“It’s getting to be so hard to define what the practice of law is. So it’s going to be even harder for state bars to regulate in the future.”

August 5th, 2011

Oh, the cartel weakens.

From the ABA Journal:

Increased competition from nonlawyer entities and blurred distinctions between legal and nonlegal work are just two of the major impactors redefining modern law firms, regardless of their size.

As a result, lawyers need to embrace an entrepreneurial spirit more than ever. Indeed, they should distinguish themselves by providing value, beyond their knowledge of the law and being able to craft documents, panelists said at the ABA Annual Meeting on Friday.

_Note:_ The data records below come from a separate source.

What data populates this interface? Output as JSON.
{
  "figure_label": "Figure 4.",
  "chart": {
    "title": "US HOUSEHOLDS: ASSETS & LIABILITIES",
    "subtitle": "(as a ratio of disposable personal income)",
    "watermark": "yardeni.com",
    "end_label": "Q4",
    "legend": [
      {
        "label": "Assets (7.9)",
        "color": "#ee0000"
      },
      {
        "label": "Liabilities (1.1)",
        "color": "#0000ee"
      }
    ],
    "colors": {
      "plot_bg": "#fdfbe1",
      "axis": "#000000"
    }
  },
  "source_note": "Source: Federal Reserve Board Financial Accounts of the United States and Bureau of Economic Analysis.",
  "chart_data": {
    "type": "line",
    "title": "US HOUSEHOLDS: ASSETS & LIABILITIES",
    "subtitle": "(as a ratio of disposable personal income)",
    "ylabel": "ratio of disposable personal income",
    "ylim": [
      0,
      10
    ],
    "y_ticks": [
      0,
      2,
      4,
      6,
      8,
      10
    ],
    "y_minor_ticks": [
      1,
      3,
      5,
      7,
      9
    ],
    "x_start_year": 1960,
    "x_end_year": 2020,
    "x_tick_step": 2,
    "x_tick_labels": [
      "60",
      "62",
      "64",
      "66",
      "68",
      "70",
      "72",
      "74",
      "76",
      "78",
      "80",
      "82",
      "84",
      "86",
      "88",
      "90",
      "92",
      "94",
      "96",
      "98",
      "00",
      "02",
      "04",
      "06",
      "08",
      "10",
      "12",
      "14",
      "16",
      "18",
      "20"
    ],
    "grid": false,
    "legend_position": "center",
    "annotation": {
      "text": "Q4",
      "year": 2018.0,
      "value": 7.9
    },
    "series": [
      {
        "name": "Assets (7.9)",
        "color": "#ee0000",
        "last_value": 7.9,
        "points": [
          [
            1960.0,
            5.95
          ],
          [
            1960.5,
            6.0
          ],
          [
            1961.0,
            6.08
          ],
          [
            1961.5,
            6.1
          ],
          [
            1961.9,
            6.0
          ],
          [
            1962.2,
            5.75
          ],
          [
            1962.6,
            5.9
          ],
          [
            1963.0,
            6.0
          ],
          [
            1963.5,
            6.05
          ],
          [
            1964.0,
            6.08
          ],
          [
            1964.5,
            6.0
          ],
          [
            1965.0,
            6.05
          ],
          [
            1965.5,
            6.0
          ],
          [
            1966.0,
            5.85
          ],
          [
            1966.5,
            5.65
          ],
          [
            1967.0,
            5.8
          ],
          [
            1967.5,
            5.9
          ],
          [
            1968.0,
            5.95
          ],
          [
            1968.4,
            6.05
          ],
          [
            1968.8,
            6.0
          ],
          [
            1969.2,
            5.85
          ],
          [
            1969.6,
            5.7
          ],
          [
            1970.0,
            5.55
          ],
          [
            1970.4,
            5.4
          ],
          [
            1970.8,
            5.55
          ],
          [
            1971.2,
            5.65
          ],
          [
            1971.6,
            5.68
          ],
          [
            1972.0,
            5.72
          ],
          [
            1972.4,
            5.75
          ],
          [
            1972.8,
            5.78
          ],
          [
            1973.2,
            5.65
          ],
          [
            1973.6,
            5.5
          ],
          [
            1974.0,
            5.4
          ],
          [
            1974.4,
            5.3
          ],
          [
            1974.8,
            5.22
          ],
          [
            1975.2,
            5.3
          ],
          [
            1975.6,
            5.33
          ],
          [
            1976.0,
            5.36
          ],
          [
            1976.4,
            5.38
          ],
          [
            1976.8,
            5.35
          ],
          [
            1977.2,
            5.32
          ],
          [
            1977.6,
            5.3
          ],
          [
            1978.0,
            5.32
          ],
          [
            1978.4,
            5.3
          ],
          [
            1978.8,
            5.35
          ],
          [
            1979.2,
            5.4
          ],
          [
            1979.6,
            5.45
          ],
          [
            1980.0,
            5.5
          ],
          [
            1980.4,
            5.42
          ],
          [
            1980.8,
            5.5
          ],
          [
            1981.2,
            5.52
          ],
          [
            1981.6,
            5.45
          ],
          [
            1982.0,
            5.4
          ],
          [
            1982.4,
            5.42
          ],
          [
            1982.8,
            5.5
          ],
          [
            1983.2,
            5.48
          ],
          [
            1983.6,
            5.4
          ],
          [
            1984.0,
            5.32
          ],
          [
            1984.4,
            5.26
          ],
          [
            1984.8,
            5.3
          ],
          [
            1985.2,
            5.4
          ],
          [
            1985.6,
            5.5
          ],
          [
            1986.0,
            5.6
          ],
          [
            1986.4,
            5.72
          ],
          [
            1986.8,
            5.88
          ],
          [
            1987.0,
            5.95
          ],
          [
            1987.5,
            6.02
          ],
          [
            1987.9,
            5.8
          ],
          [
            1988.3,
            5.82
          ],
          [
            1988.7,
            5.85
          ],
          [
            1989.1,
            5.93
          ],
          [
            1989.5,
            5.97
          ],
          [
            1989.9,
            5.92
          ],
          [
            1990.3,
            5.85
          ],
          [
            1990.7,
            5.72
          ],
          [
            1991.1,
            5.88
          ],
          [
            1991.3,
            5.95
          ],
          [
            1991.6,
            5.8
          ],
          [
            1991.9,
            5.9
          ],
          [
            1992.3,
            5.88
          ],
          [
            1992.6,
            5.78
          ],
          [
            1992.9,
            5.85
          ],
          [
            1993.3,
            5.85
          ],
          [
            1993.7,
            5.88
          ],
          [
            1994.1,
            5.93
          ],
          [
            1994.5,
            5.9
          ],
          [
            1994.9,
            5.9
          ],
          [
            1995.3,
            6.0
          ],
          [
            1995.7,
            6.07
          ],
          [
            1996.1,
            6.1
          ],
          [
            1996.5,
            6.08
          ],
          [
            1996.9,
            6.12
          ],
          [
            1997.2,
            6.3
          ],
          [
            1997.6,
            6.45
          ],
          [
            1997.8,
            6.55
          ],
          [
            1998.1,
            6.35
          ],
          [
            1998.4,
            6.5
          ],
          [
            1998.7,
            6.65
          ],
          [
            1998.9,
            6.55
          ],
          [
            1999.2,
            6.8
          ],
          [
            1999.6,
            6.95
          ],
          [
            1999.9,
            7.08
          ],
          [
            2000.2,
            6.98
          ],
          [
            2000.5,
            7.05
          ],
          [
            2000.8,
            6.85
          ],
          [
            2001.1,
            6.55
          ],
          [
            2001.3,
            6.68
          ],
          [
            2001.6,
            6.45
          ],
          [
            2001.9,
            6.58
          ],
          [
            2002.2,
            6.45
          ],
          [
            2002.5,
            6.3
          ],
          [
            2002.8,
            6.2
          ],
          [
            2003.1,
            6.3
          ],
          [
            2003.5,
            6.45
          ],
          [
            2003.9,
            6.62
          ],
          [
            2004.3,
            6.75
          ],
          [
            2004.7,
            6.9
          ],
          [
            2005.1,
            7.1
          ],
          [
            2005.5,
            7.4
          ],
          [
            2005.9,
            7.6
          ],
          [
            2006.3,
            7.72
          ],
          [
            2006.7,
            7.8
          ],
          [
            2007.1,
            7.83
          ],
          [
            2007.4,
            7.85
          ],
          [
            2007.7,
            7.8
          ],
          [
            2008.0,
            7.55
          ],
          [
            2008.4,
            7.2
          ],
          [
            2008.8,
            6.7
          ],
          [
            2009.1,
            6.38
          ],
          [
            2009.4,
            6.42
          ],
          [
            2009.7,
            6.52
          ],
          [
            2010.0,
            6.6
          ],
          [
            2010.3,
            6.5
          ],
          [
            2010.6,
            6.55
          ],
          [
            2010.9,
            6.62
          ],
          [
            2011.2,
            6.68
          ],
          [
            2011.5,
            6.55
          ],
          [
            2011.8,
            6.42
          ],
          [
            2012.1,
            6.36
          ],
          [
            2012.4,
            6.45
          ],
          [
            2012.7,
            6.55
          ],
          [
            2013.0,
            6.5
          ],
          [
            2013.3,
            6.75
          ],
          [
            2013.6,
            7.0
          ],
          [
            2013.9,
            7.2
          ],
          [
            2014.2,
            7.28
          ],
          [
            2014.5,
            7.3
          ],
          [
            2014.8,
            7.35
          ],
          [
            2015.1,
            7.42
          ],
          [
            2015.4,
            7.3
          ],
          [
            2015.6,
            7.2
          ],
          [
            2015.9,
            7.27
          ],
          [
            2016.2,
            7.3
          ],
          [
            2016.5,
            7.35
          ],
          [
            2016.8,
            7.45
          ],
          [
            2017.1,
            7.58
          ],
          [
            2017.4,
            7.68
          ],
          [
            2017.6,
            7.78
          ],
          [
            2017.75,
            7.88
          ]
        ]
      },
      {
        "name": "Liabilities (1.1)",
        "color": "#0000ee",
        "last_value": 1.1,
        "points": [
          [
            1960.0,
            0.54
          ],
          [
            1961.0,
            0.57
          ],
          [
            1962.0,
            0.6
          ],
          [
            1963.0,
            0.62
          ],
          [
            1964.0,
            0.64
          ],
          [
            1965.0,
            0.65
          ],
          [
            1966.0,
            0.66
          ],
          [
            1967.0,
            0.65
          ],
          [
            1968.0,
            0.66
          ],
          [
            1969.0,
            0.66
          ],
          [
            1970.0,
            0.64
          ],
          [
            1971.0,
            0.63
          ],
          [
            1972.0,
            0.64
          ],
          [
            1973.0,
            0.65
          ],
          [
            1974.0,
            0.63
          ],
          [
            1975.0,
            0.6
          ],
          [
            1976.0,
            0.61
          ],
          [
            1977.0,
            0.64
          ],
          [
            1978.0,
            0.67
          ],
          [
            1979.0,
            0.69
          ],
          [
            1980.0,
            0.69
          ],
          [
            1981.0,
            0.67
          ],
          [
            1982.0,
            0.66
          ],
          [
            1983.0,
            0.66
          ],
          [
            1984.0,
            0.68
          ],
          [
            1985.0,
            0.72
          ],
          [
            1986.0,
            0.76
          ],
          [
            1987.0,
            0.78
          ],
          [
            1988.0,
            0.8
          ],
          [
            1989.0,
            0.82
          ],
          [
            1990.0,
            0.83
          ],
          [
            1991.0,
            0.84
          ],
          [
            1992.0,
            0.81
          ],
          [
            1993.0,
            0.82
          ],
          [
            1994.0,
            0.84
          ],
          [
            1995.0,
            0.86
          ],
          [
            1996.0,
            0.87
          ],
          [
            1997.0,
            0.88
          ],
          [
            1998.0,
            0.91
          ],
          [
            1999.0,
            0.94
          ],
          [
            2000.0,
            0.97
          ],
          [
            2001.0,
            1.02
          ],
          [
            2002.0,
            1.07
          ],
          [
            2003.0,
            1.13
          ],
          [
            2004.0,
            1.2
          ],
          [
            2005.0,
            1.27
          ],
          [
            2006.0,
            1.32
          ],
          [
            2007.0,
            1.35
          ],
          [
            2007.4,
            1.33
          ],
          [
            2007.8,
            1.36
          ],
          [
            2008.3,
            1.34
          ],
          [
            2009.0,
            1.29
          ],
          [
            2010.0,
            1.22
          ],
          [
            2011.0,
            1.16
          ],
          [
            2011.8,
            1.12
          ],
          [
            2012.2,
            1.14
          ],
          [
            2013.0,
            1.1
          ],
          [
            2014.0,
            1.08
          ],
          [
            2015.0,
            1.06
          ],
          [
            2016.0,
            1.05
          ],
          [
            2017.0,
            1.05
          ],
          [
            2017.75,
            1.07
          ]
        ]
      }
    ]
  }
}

The panelists emphasized that there are shrinking legal monopolies across nearly all practice areas: There’s been a permanent shift to self-representation in the majority of divorce proceedings in states such as California, and accounting firms and investment banks are encroaching on complex tax and regulatory matters once solely handled by law firms.

“Lawyers need to ask: Why are [clients] hiring me?” said Mark Robertson of Robertson & Williams in Oklahoma City. “Can they hire someone else and not have a law firm do it? What is involved in putting together the paperwork of an M&A transaction that requires a lawyer, other than an opinion?”

To answer your question, most clients don’t need to hire lawyers, and but for the cartel, and the specter of prosecution for “unauthorized practice of law,” more and more clients would not hire lawyers.